Published online by Cambridge University Press: 21 October 2015
This chapter examines the dynamics behind the Philippine Government's rice subsidy programme as a response to the rice price crisis of 2008 and its overall impact on poverty in the country. Rice has always been intertwined with politics in the Philippines (Intal and Garcia 2005, p. 1). Each year since the 1930s, the government attempted to help the poor by making rice available at subsidized prices below prevailing market rates. In doing so, the government has incurred significant administrative losses and has had to justify the same in the name of easing the misery of the poor and alleviating poverty. The chapter also attempts to respond to a number of political and administrative concerns pertinent to the poverty alleviation outlook of the Philippine Government. Can the action taken by the government, particularly in making rice available at reduced (i.e., subsidized) prices to the poor, be an effective poverty alleviation strategy? What political and social factors might explain the emergence of this historically programmed response? Is this action administratively and politically sustainable? The chapter argues that rice subsidies to the poor are not a sustainable option. Such a programme cannot really empower the poor as much as it makes them more dependent on power-holders. Moreover, rice subsidies are not financially viable in the way that they are being implemented in the country. These subsidies do not really target the poor and have in fact become political instruments for making the poor even more subservient.

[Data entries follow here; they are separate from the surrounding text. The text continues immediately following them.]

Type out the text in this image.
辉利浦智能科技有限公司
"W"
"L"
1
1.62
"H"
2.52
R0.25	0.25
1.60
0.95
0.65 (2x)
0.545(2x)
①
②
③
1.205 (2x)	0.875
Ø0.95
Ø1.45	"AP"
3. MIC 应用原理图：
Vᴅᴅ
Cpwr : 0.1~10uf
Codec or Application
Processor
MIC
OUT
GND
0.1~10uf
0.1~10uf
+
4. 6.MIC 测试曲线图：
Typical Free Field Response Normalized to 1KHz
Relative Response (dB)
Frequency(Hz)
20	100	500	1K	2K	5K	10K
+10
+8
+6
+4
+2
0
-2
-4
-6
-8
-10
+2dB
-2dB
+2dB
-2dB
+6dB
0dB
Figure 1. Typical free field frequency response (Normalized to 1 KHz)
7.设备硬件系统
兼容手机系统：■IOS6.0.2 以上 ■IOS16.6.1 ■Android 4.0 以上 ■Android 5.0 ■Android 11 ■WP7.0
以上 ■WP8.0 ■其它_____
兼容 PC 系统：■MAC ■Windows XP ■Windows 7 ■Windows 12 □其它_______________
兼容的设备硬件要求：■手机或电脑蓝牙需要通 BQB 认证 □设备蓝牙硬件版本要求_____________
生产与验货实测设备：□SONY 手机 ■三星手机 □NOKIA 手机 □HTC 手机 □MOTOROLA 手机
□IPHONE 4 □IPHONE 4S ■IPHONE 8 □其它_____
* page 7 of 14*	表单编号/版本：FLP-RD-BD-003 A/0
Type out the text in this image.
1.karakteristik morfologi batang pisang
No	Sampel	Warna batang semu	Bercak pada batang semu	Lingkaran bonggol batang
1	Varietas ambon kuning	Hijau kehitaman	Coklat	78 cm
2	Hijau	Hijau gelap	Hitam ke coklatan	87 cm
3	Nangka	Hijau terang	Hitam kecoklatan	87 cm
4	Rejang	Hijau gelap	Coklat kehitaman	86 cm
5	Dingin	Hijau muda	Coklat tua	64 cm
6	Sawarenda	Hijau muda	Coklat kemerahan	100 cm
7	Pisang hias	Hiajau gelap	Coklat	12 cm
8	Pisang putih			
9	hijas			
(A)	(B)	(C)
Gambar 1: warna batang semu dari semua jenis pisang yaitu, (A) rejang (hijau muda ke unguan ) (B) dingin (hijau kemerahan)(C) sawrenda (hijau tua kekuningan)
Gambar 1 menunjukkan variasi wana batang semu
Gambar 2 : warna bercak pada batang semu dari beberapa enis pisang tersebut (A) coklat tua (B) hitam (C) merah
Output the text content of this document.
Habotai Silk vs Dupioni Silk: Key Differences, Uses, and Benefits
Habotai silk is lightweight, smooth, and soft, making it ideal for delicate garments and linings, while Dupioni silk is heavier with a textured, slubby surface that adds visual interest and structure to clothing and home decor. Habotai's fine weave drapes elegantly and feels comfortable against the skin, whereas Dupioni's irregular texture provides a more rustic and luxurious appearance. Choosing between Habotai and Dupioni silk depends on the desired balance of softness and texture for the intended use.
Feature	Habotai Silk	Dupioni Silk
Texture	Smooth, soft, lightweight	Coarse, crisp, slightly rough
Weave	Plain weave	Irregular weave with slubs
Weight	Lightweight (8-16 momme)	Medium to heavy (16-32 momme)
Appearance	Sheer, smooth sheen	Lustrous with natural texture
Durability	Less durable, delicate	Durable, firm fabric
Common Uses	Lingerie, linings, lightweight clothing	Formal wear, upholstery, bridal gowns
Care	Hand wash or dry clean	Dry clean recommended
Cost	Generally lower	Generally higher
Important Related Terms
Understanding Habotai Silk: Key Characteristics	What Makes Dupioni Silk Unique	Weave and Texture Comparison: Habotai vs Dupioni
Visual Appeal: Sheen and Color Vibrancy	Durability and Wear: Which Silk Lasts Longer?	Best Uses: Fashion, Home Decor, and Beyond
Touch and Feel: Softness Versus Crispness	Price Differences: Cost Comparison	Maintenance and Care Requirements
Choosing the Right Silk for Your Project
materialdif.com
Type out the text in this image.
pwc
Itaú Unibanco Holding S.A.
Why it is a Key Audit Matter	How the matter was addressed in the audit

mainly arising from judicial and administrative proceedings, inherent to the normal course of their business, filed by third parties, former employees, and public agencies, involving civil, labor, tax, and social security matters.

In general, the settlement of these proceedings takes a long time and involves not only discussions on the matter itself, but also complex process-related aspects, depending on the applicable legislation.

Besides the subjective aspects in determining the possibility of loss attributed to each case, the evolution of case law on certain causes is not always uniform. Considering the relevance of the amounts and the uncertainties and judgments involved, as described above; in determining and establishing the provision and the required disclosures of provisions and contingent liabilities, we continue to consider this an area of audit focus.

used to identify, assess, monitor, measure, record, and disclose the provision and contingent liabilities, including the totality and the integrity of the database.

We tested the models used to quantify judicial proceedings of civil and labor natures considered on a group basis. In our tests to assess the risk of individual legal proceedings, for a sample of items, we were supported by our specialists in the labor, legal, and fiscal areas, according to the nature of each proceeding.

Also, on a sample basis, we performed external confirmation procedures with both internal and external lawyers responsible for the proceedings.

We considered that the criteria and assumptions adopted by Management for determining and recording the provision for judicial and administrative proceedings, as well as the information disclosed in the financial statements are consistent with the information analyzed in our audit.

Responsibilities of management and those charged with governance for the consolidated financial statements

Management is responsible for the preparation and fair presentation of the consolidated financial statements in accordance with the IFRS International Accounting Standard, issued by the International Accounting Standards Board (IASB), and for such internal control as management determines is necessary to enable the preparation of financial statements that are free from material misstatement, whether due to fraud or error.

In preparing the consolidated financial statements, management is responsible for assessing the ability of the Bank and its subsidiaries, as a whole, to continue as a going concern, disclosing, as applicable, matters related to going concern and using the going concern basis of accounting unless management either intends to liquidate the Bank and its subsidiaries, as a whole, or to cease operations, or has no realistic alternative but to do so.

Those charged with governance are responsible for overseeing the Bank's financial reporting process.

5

Rice is a unique commodity throughout Asia in the sense that it is able to foster links between society, politics, and economics and does so in three ways (Timmer 2004, p. 19). First, rice is historically the main staple ingredient on many Asian tables. Access to such a commodity on a daily basis thus becomes crucial to policymakers and politicians who increasingly see the need to cater to a demanding public. Second, in many Asian societies like the Philippines, rice is grown predominantly by small landholders. In not a few instances, such small rice farmers constitute the single-largest identifiable segment of the voting population.